Technically speaking, rabbits do not eat their own poop, but a somewhat different item that just happens to come out of their butts, so. A proto-poop, as it were. We’re not trained to make the distinction, but they’re not at a loss about it. They have the same digestive conundrum that cows do: they eat a lot of cellulose and cellulose is hard for the body to break down. So the rabbits do the best they can with what they’ve eaten and then send it through a second time to get all the juice out of it. It’s not nearly as disgusting as it would be if a cow did the same thing. (That is not really a pie.) The cow just throws up in its mouth and continues chewing.
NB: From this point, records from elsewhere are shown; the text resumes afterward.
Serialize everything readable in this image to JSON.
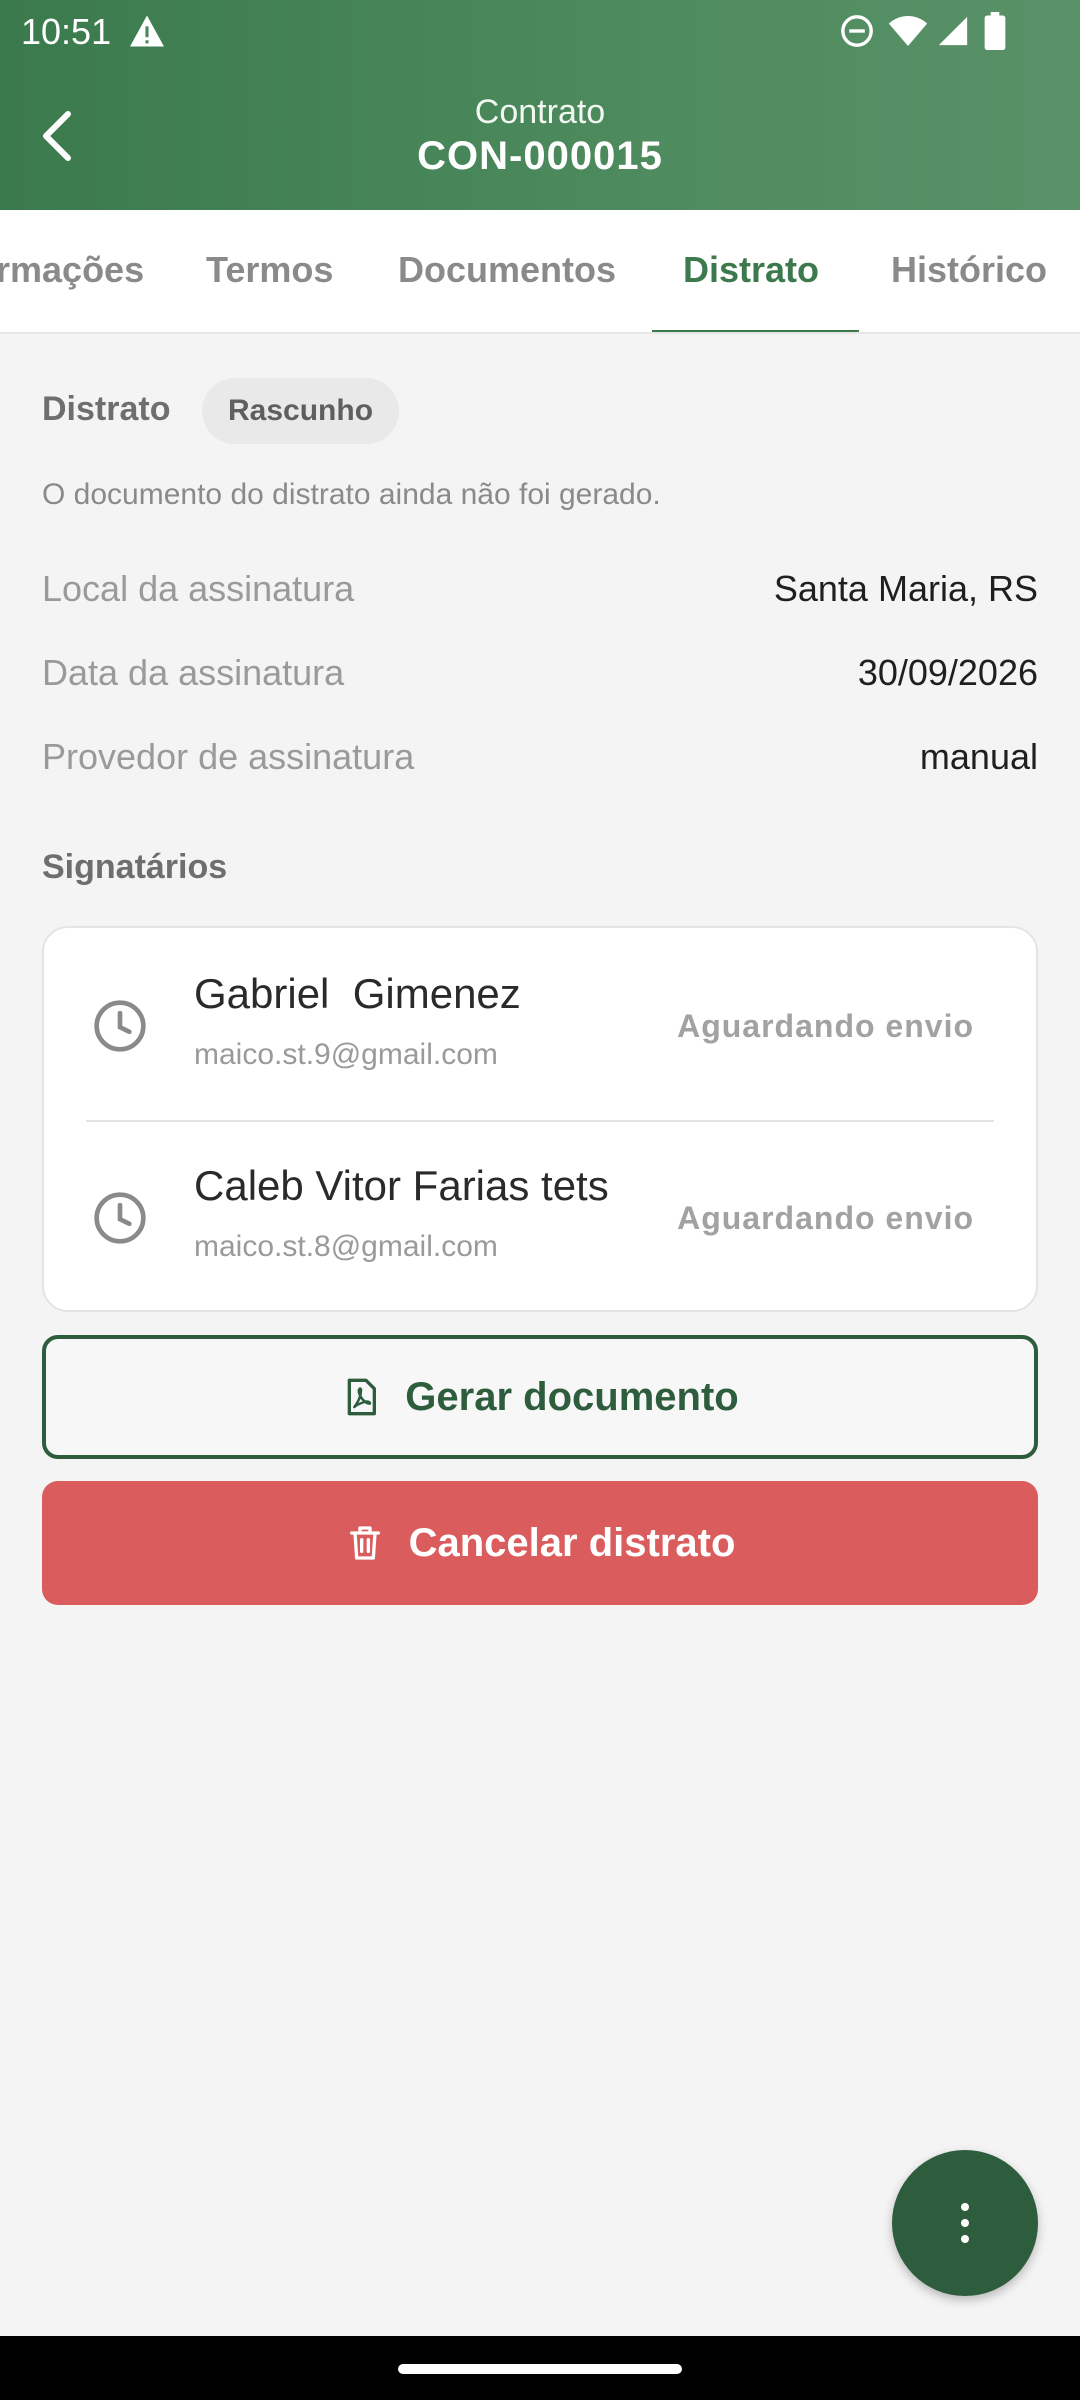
{
  "status_bar": {
    "time": "10:51",
    "icons": [
      "warning-icon",
      "do-not-disturb-icon",
      "wifi-icon",
      "signal-icon",
      "battery-icon"
    ]
  },
  "header": {
    "subtitle": "Contrato",
    "title": "CON-000015",
    "background_color": "#4c8a5d"
  },
  "tabs": [
    {
      "label": "rmações"
    },
    {
      "label": "Termos"
    },
    {
      "label": "Documentos"
    },
    {
      "label": "Distrato",
      "active": true
    },
    {
      "label": "Histórico"
    }
  ],
  "distrato": {
    "section_title": "Distrato",
    "status_chip": "Rascunho",
    "notice": "O documento do distrato ainda não foi gerado.",
    "info": [
      {
        "label": "Local da assinatura",
        "value": "Santa Maria, RS"
      },
      {
        "label": "Data da assinatura",
        "value": "30/09/2026"
      },
      {
        "label": "Provedor de assinatura",
        "value": "manual"
      }
    ]
  },
  "signers": {
    "title": "Signatários",
    "items": [
      {
        "name": "Gabriel  Gimenez",
        "email": "maico.st.9@gmail.com",
        "status": "Aguardando envio",
        "icon": "clock-icon"
      },
      {
        "name": "Caleb Vitor Farias tets",
        "email": "maico.st.8@gmail.com",
        "status": "Aguardando envio",
        "icon": "clock-icon"
      }
    ]
  },
  "actions": {
    "generate_label": "Gerar documento",
    "generate_icon": "pdf-file-icon",
    "cancel_label": "Cancelar distrato",
    "cancel_icon": "trash-icon",
    "accent_color": "#2d5d3c",
    "danger_color": "#db5c5c"
  },
  "fab": {
    "icon": "more-vertical-icon"
  }
}
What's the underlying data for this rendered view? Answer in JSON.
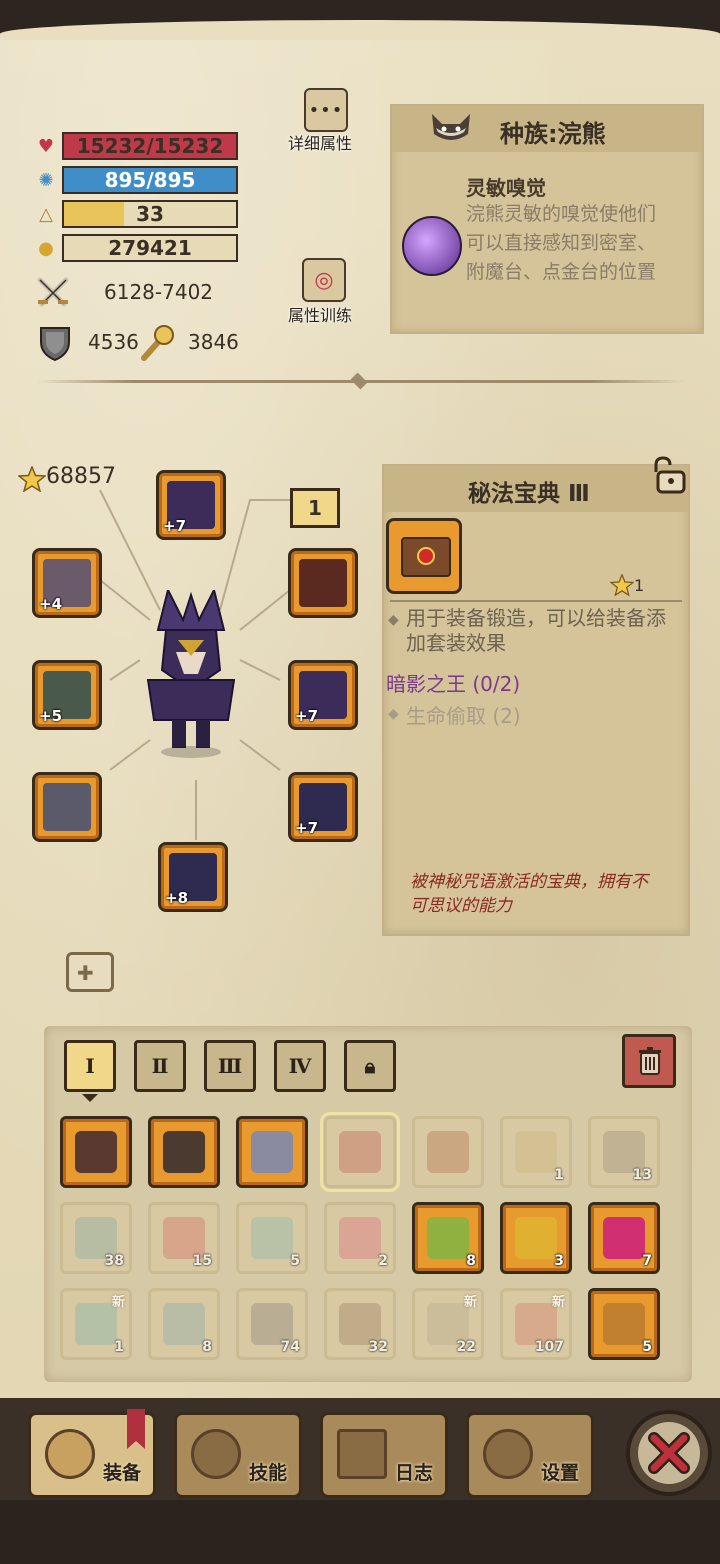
{
  "stats": {
    "hp": {
      "text": "15232/15232",
      "fill": 1.0,
      "color": "#c0394a"
    },
    "mp": {
      "text": "895/895",
      "fill": 1.0,
      "color": "#3f8ec8"
    },
    "level": {
      "text": "33",
      "fill": 0.35,
      "color": "#e8c45a"
    },
    "gold": {
      "text": "279421"
    },
    "attack": "6128-7402",
    "armor": "4536",
    "magic": "3846"
  },
  "buttons": {
    "detail_attributes": "详细属性",
    "attribute_training": "属性训练"
  },
  "race": {
    "title": "种族:浣熊",
    "skill_name": "灵敏嗅觉",
    "skill_desc": "浣熊灵敏的嗅觉使他们可以直接感知到密室、附魔台、点金台的位置"
  },
  "equipment": {
    "score": "68857",
    "badge": "1",
    "slots": [
      {
        "name": "helmet",
        "level": "+7"
      },
      {
        "name": "ring",
        "level": "+4"
      },
      {
        "name": "weapon",
        "level": "+5"
      },
      {
        "name": "gloves",
        "level": ""
      },
      {
        "name": "accessory",
        "level": ""
      },
      {
        "name": "cloak",
        "level": "+7"
      },
      {
        "name": "armor",
        "level": "+7"
      },
      {
        "name": "boots",
        "level": "+8"
      }
    ]
  },
  "item_detail": {
    "title": "秘法宝典 Ⅲ",
    "stars": "1",
    "desc": "用于装备锻造，可以给装备添加套装效果",
    "set_name": "暗影之王 (0/2)",
    "set_bonus": "生命偷取 (2)",
    "flavor": "被神秘咒语激活的宝典，拥有不可思议的能力"
  },
  "tabs": [
    "Ⅰ",
    "Ⅱ",
    "Ⅲ",
    "Ⅳ"
  ],
  "inventory": [
    [
      {
        "icon": "dark-armor",
        "count": "",
        "active": true
      },
      {
        "icon": "dark-boots",
        "count": "",
        "active": true
      },
      {
        "icon": "amulet",
        "count": "",
        "active": true
      },
      {
        "icon": "spellbook",
        "count": "",
        "active": false,
        "selected": true
      },
      {
        "icon": "green-book",
        "count": "",
        "active": false
      },
      {
        "icon": "scroll",
        "count": "1",
        "active": false
      },
      {
        "icon": "pickaxe",
        "count": "13",
        "active": false
      }
    ],
    [
      {
        "icon": "eye-scroll",
        "count": "38",
        "active": false
      },
      {
        "icon": "red-potion",
        "count": "15",
        "active": false
      },
      {
        "icon": "teal-potion",
        "count": "5",
        "active": false
      },
      {
        "icon": "pink-potion",
        "count": "2",
        "active": false
      },
      {
        "icon": "green-flask",
        "count": "8",
        "active": true
      },
      {
        "icon": "gold-flask",
        "count": "3",
        "active": true
      },
      {
        "icon": "star-potion",
        "count": "7",
        "active": true
      }
    ],
    [
      {
        "icon": "star-wand",
        "count": "1",
        "active": false,
        "new": true
      },
      {
        "icon": "hammer",
        "count": "8",
        "active": false
      },
      {
        "icon": "stone-block",
        "count": "74",
        "active": false
      },
      {
        "icon": "crate",
        "count": "32",
        "active": false
      },
      {
        "icon": "shovel",
        "count": "22",
        "active": false,
        "new": true
      },
      {
        "icon": "meat",
        "count": "107",
        "active": false,
        "new": true
      },
      {
        "icon": "treasure-chest",
        "count": "5",
        "active": true
      }
    ]
  ],
  "new_label": "新",
  "nav": {
    "equipment": "装备",
    "skills": "技能",
    "log": "日志",
    "settings": "设置"
  },
  "colors": {
    "slot_orange": "#e89a2f",
    "panel": "#d5c49a",
    "set_purple": "#7a3a8a",
    "flavor_red": "#8a2a22",
    "close_red": "#c0303a"
  }
}
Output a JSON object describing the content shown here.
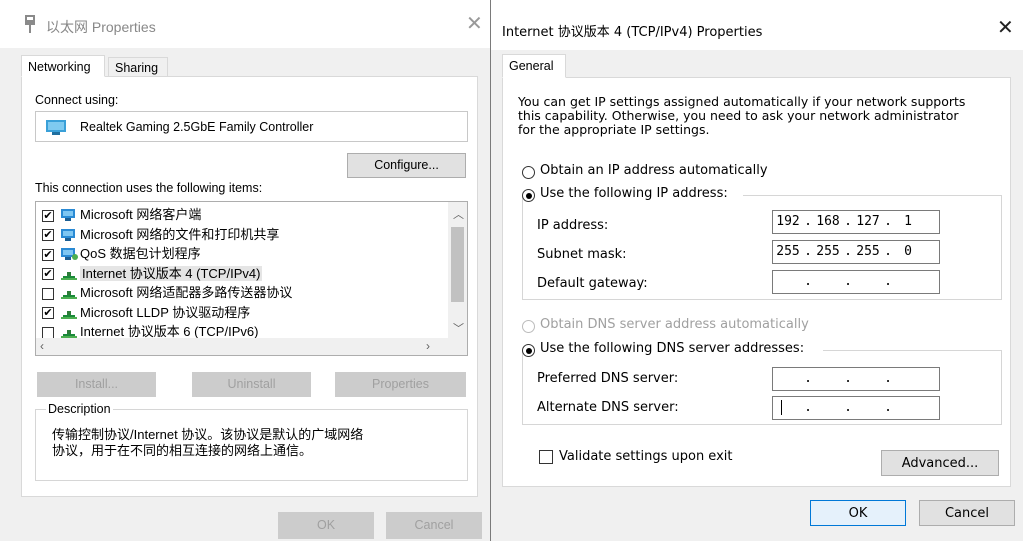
{
  "left_dialog": {
    "title": "以太网 Properties",
    "tabs": [
      "Networking",
      "Sharing"
    ],
    "connect_using_label": "Connect using:",
    "adapter_name": "Realtek Gaming 2.5GbE Family Controller",
    "configure_label": "Configure...",
    "items_label": "This connection uses the following items:",
    "items": [
      {
        "label": "Microsoft 网络客户端",
        "checked": true,
        "icon": "network-client-icon"
      },
      {
        "label": "Microsoft 网络的文件和打印机共享",
        "checked": true,
        "icon": "file-share-icon"
      },
      {
        "label": "QoS 数据包计划程序",
        "checked": true,
        "icon": "qos-icon"
      },
      {
        "label": "Internet 协议版本 4 (TCP/IPv4)",
        "checked": true,
        "icon": "protocol-icon"
      },
      {
        "label": "Microsoft 网络适配器多路传送器协议",
        "checked": false,
        "icon": "protocol-icon"
      },
      {
        "label": "Microsoft LLDP 协议驱动程序",
        "checked": true,
        "icon": "protocol-icon"
      },
      {
        "label": "Internet 协议版本 6 (TCP/IPv6)",
        "checked": false,
        "icon": "protocol-icon"
      }
    ],
    "install_label": "Install...",
    "uninstall_label": "Uninstall",
    "properties_label": "Properties",
    "description_label": "Description",
    "description_text_line1": "传输控制协议/Internet 协议。该协议是默认的广域网络",
    "description_text_line2": "协议，用于在不同的相互连接的网络上通信。",
    "ok_label": "OK",
    "cancel_label": "Cancel"
  },
  "right_dialog": {
    "title": "Internet 协议版本 4 (TCP/IPv4) Properties",
    "tab": "General",
    "intro_line1": "You can get IP settings assigned automatically if your network supports",
    "intro_line2": "this capability. Otherwise, you need to ask your network administrator",
    "intro_line3": "for the appropriate IP settings.",
    "obtain_ip_auto": "Obtain an IP address automatically",
    "use_following_ip": "Use the following IP address:",
    "ip_address_label": "IP address:",
    "ip_address": [
      "192",
      "168",
      "127",
      "1"
    ],
    "subnet_mask_label": "Subnet mask:",
    "subnet_mask": [
      "255",
      "255",
      "255",
      "0"
    ],
    "default_gateway_label": "Default gateway:",
    "obtain_dns_auto": "Obtain DNS server address automatically",
    "use_following_dns": "Use the following DNS server addresses:",
    "preferred_dns_label": "Preferred DNS server:",
    "alternate_dns_label": "Alternate DNS server:",
    "validate_label": "Validate settings upon exit",
    "advanced_label": "Advanced...",
    "ok_label": "OK",
    "cancel_label": "Cancel",
    "ip_mode": "manual",
    "dns_mode": "manual"
  },
  "colors": {
    "accent": "#0078d7",
    "dialog_bg": "#f0f0f0",
    "disabled_text": "#a0a0a0"
  }
}
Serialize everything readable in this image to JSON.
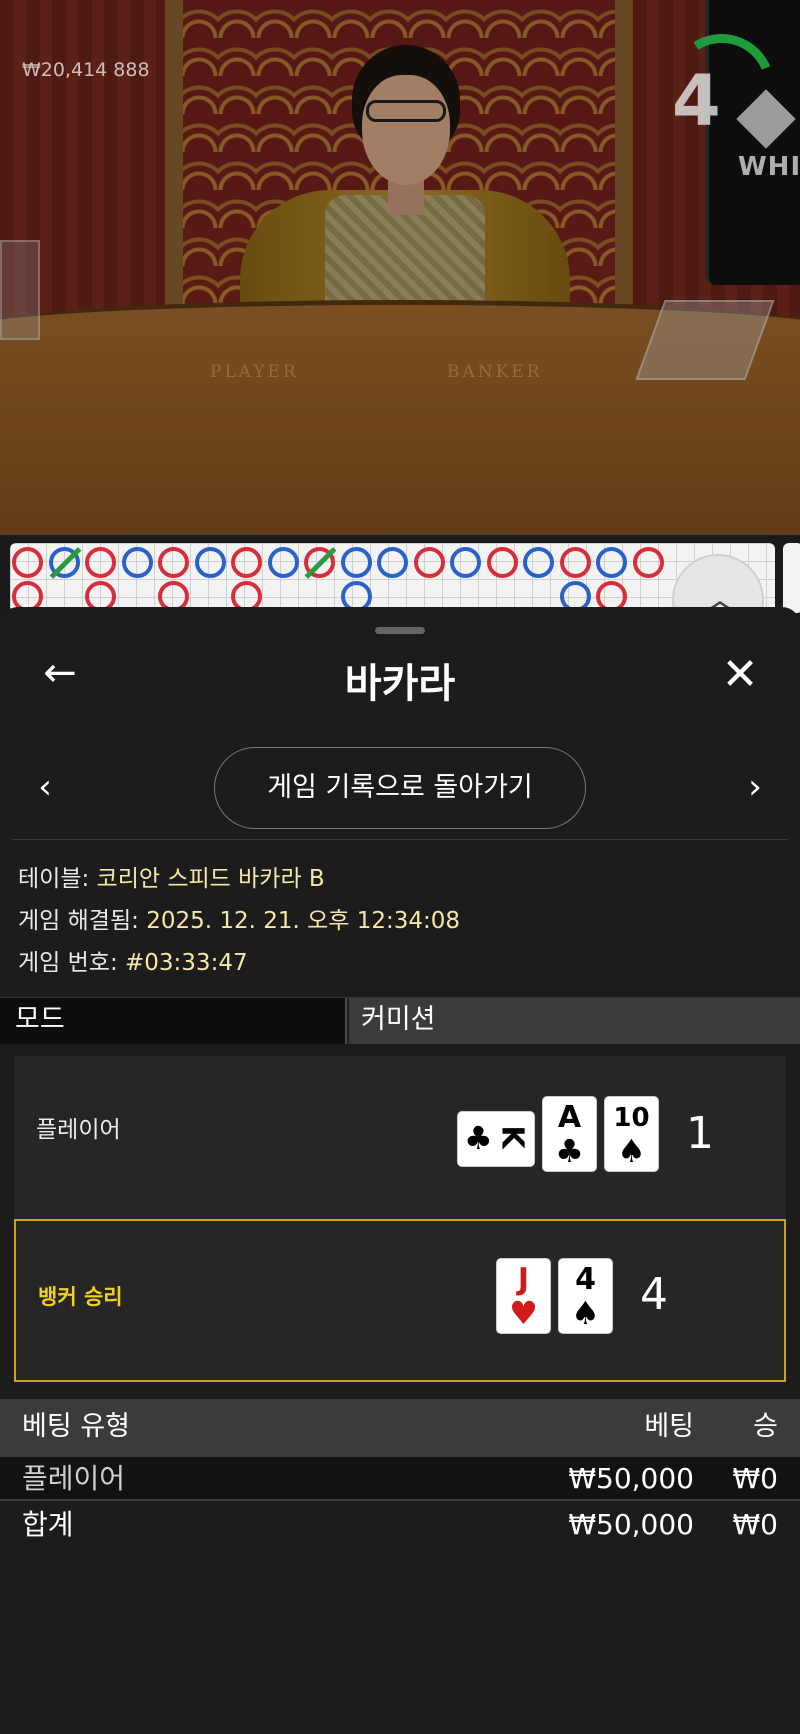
{
  "stream": {
    "balance": "₩20,414 888",
    "timer": "4",
    "monitor_brand": "WHITE",
    "table_labels": [
      "PLAYER",
      "BANKER"
    ]
  },
  "road": {
    "row1": [
      "r",
      "b",
      "r",
      "b",
      "r",
      "b",
      "r",
      "b",
      "r",
      "b",
      "b",
      "r",
      "b",
      "r",
      "b",
      "r",
      "b",
      "r"
    ],
    "row2": [
      "r",
      "",
      "r",
      "",
      "r",
      "",
      "r",
      "",
      "",
      "b",
      "",
      "",
      "",
      "",
      "",
      "b",
      "r",
      ""
    ]
  },
  "header": {
    "title": "바카라",
    "back_icon": "arrow-left-icon",
    "close_icon": "close-icon"
  },
  "nav": {
    "prev": "‹",
    "next": "›",
    "back_to_history": "게임 기록으로 돌아가기"
  },
  "info": {
    "table_label": "테이블:",
    "table_value": "코리안 스피드 바카라 B",
    "resolved_label": "게임 해결됨:",
    "resolved_value": "2025. 12. 21. 오후 12:34:08",
    "game_no_label": "게임 번호:",
    "game_no_value": "#03:33:47"
  },
  "tabs": {
    "mode": "모드",
    "commission": "커미션"
  },
  "player": {
    "label": "플레이어",
    "cards": [
      {
        "rank": "K",
        "suit": "♣",
        "color": "#000000",
        "rotated": true
      },
      {
        "rank": "A",
        "suit": "♣",
        "color": "#000000",
        "rotated": false
      },
      {
        "rank": "10",
        "suit": "♠",
        "color": "#000000",
        "rotated": false
      }
    ],
    "total": "1"
  },
  "banker": {
    "label": "뱅커 승리",
    "cards": [
      {
        "rank": "J",
        "suit": "♥",
        "color": "#d11a1a",
        "rotated": false
      },
      {
        "rank": "4",
        "suit": "♠",
        "color": "#000000",
        "rotated": false
      }
    ],
    "total": "4",
    "highlight_color": "#c9a51b"
  },
  "bets": {
    "headers": [
      "베팅 유형",
      "베팅",
      "승"
    ],
    "rows": [
      {
        "type": "플레이어",
        "bet": "₩50,000",
        "win": "₩0"
      }
    ],
    "total": {
      "type": "합계",
      "bet": "₩50,000",
      "win": "₩0"
    }
  }
}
All in all it puts a shine on our situation as primates. Most of us don’t eat poop unless we really want to. (Some apes are known to eat their own poop. Speculation is that they just get a hankering for warm food, which certainly underscores the significance of the human discovery of the microwave fire.)

At least rabbits don’t make as much noise eating as Labradors and they’re super cute.

They’re ridiculously cute. There have always been rabbits in the metropolitan area but we never saw one close by until last year, down the alley. It was very exciting. Over forty years in one spot and finally a bunny!

Then this year we saw a bunny in our very yard! All hippity hoppity around the corner of one of our raised beds and then suddenly it streaked back out again with the neighbor’s cat on its adorable tail. They don’t seem all that fast in the hoppity stage, but I’m here to tell you that cat had no chance. So that’s another thing about rabbits. They’re long in the legs, so if they’re just trying to amble, their rear ends get more air time than their front ends, which makes them hoppity. But if suitably motivated, they can shoot out like rubber bands.

I like our bunny. And then a friend told me: Fine, until it mows down all your lettuce, she said.

Oh. I see. It’s an interesting thing about physical beauty. Once you find out a beautiful person is an asshole, they get uglier. I’ve thought about that with our squirrels. I hate our squirrels. But if I saw one for the first time, say—if I was visiting from afar, I would think they were really cute and entertaining. I kind of miss the fact that I can’t enjoy my squirrels anymore. I see them as future consumers of my wiring and my car’s gas line and my foam seat cushions. I can see it in their formerly beautiful eyes. I can see it in the dastardly way they rub their paws together, thinking about chewing up some electricity.

So I’ve decided to enjoy the hell out of our bunny. Get all the juice out of it, as it were, here in this golden time, before it becomes a real shit. Oh wait. Two. We have two bunnies.

Hmmm.

I still have no idea what I was planning to write about it, though.